Scale-to-zero means cold starts. The expensive part of a Next.js cold start is V8 compiling JavaScript from source. knext skips that work on every cold pod after the first by persisting the V8 bytecode cache to a volume.
How it works (Node)
knext runs the standalone server with NODE_COMPILE_CACHE pointing at a directory. On the first
start V8 serializes compiled bytecode to that directory; every later cold pod reads it and skips JS
parsing/compilation.
The runtime image starts the server like this:
# NODE_COMPILE_CACHE: V8 bytecode cache for faster subsequent cold starts.
CMD ["sh", "-c", "export NODE_COMPILE_CACHE=\"${NODE_COMPILE_CACHE:-.next/compile-cache}\"; exec node server.js"]The Dockerfile supplies a fallback path; the operator's externally-injected value wins. When
spec.cache.enableBytecodeCache: true, the operator injects:
NODE_COMPILE_CACHE=/cache/bytecode/latestbacked by a PVC, so the cache survives pod death and is shared across cold starts.
Persistence is the whole point. A pod-local cache directory would be re-primed on every cold
start and save nothing.

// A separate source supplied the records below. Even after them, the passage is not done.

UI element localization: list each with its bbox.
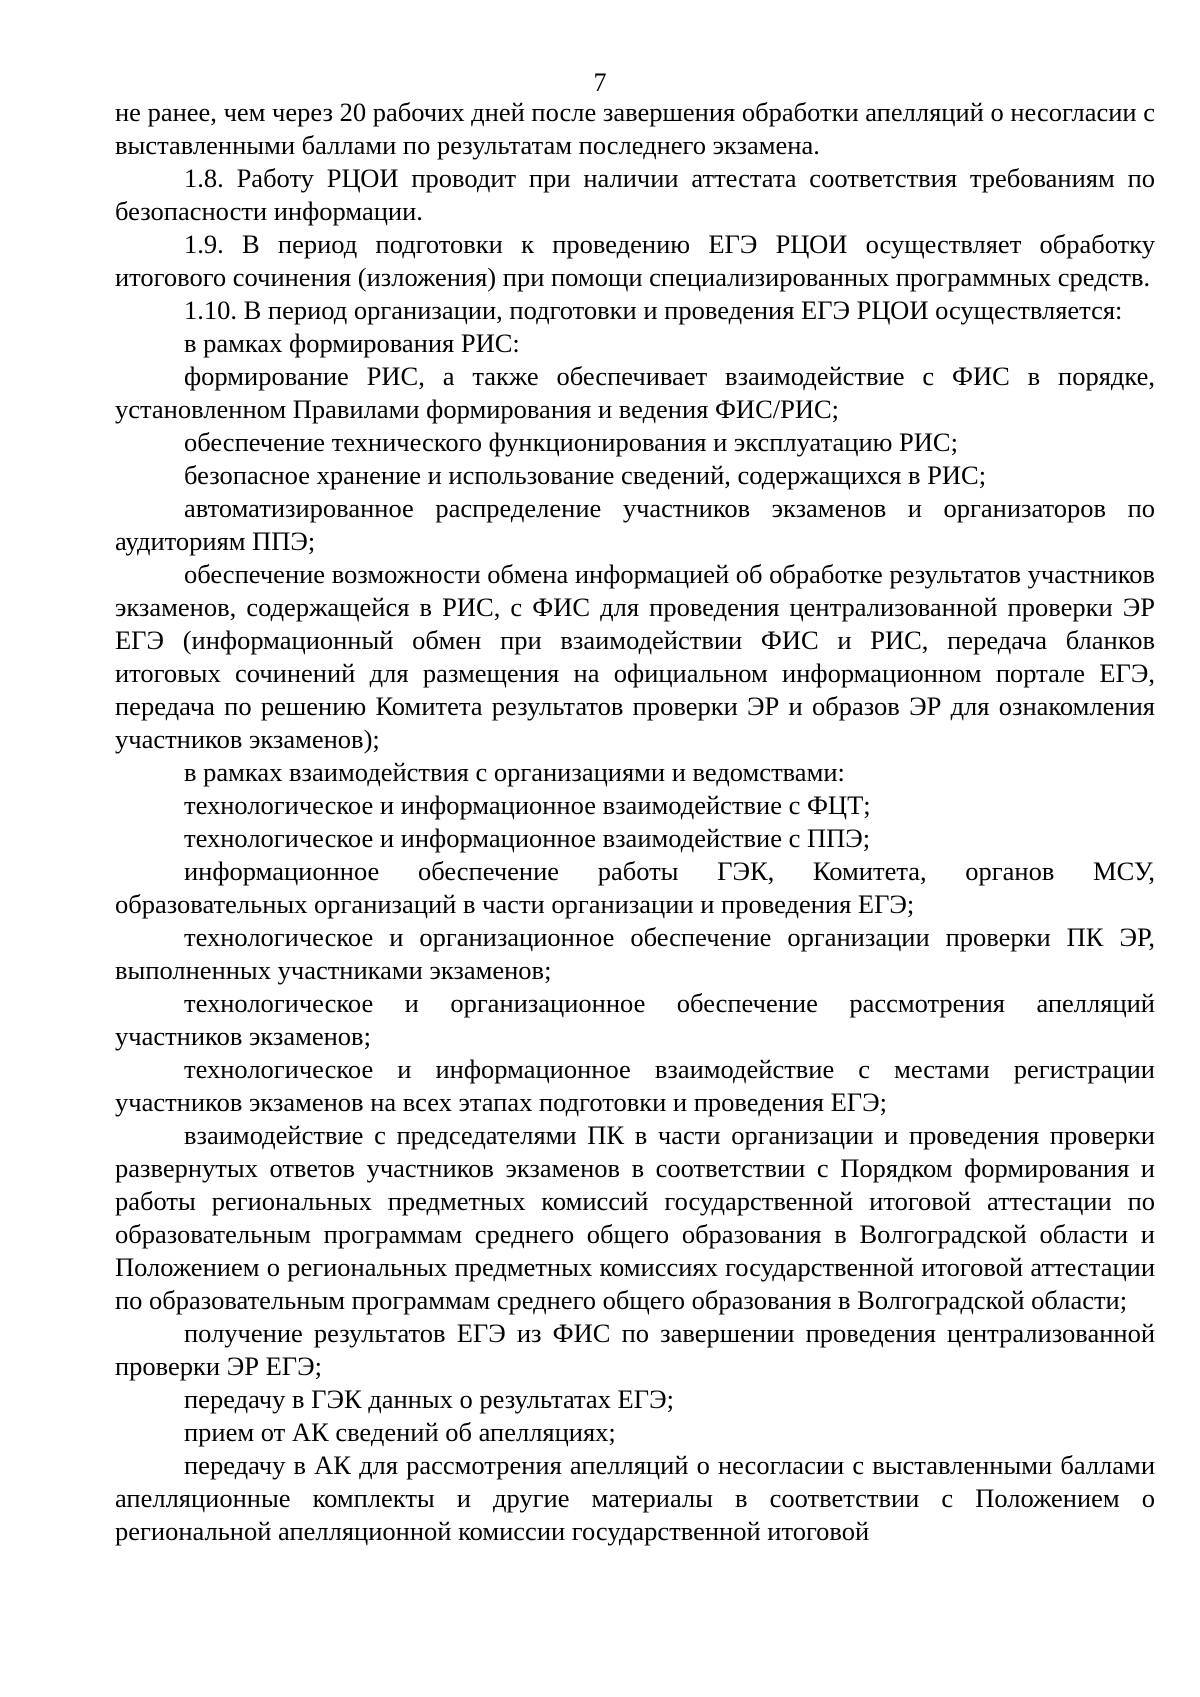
paragraph-ris-storage: безопасное хранение и использование сведений, содержащихся в РИС; xyxy=(184,460,987,490)
paragraph-ris-formation: формирование РИС, а также обеспечивает взаимодействие с ФИС в порядке, установленном Правилами формирования и ведения ФИС/РИС; xyxy=(115,361,1155,424)
paragraph-ris-operation: обеспечение технического функционирования и эксплуатацию РИС; xyxy=(184,427,958,457)
paragraph-registration: технологическое и информационное взаимодействие с местами регистрации участников экзаменов на всех этапах подготовки и проведения ЕГЭ; xyxy=(115,1054,1155,1117)
paragraph-continuation: не ранее, чем через 20 рабочих дней после завершения обработки апелляций о несогласии с выставленными баллами по результатам последнего экзамена. xyxy=(115,97,1155,160)
paragraph-distribution: автоматизированное распределение участников экзаменов и организаторов по аудиториям ППЭ; xyxy=(115,493,1155,556)
paragraph-1-8: 1.8. Работу РЦОИ проводит при наличии аттестата соответствия требованиям по безопасности информации. xyxy=(115,163,1155,226)
paragraph-exchange: обеспечение возможности обмена информацией об обработке результатов участников экзаменов, содержащейся в РИС, с ФИС для проведения централизованной проверки ЭР ЕГЭ (информационный обмен при взаимодействии ФИС и РИС, передача бланков итоговых сочинений для размещения на официальном информационном портале ЕГЭ, передача по решению Комитета результатов проверки ЭР и образов ЭР для ознакомления участников экзаменов); xyxy=(115,559,1156,754)
paragraph-ak-receive: прием от АК сведений об апелляциях; xyxy=(184,1417,616,1447)
paragraph-1-9: 1.9. В период подготовки к проведению ЕГЭ РЦОИ осуществляет обработку итогового сочинения (изложения) при помощи специализированных программных средств. xyxy=(115,229,1155,292)
paragraph-ris-heading: в рамках формирования РИС: xyxy=(184,328,520,358)
paragraph-pk-check: технологическое и организационное обеспечение организации проверки ПК ЭР, выполненных участниками экзаменов; xyxy=(115,922,1155,985)
page-number: 7 xyxy=(593,68,607,97)
paragraph-appeals: технологическое и организационное обеспечение рассмотрения апелляций участников экзаменов; xyxy=(115,988,1155,1051)
paragraph-ak-transfer: передачу в АК для рассмотрения апелляций о несогласии с выставленными баллами апелляционные комплекты и другие материалы в соответствии с Положением о региональной апелляционной комиссии государственной итоговой xyxy=(115,1450,1155,1546)
paragraph-gek-transfer: передачу в ГЭК данных о результатах ЕГЭ; xyxy=(184,1384,674,1414)
paragraph-fct: технологическое и информационное взаимодействие с ФЦТ; xyxy=(184,790,871,820)
document-body xyxy=(115,96,1155,1548)
paragraph-ppe: технологическое и информационное взаимодействие с ППЭ; xyxy=(184,823,871,853)
paragraph-interaction-heading: в рамках взаимодействия с организациями и ведомствами: xyxy=(184,757,845,787)
paragraph-pk-chairs: взаимодействие с председателями ПК в части организации и проведения проверки развернутых ответов участников экзаменов в соответствии с Порядком формирования и работы региональных предметных комиссий государственной итоговой аттестации по образовательным программам среднего общего образования в Волгоградской области и Положением о региональных предметных комиссиях государственной итоговой аттестации по образовательным программам среднего общего образования в Волгоградской области; xyxy=(115,1120,1155,1315)
paragraph-info-support: информационное обеспечение работы ГЭК, Комитета, органов МСУ, образовательных организаций в части организации и проведения ЕГЭ; xyxy=(115,856,1155,919)
paragraph-1-10: 1.10. В период организации, подготовки и проведения ЕГЭ РЦОИ осуществляется: xyxy=(184,295,1123,325)
paragraph-results-fis: получение результатов ЕГЭ из ФИС по завершении проведения централизованной проверки ЭР ЕГЭ; xyxy=(115,1318,1155,1381)
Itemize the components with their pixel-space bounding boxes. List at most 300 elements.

The cache must live on a PVC (enableBytecodeCache) to pay off across pods.
Node vs Bun
| Runtime | Bytecode mechanism |
|---|---|
| Node (default) | NODE_COMPILE_CACHE — the start script and runtime image set it; the operator mounts a PVC. This is the supported, shipping path. |
| Bun | knext can run the same standalone server.js under Bun (spec.runtime: bun), but there is no Bun --compile / Bun-bytecode path wired in knext. Bun runs the server; it does not get a knext-managed bytecode cache. |
The project's runtime decision keeps Node + NODE_COMPILE_CACHE as the default: a cold-start
benchmark found Bun and Node comparable (scheduling-bound), so there's no Bun-binary rewrite.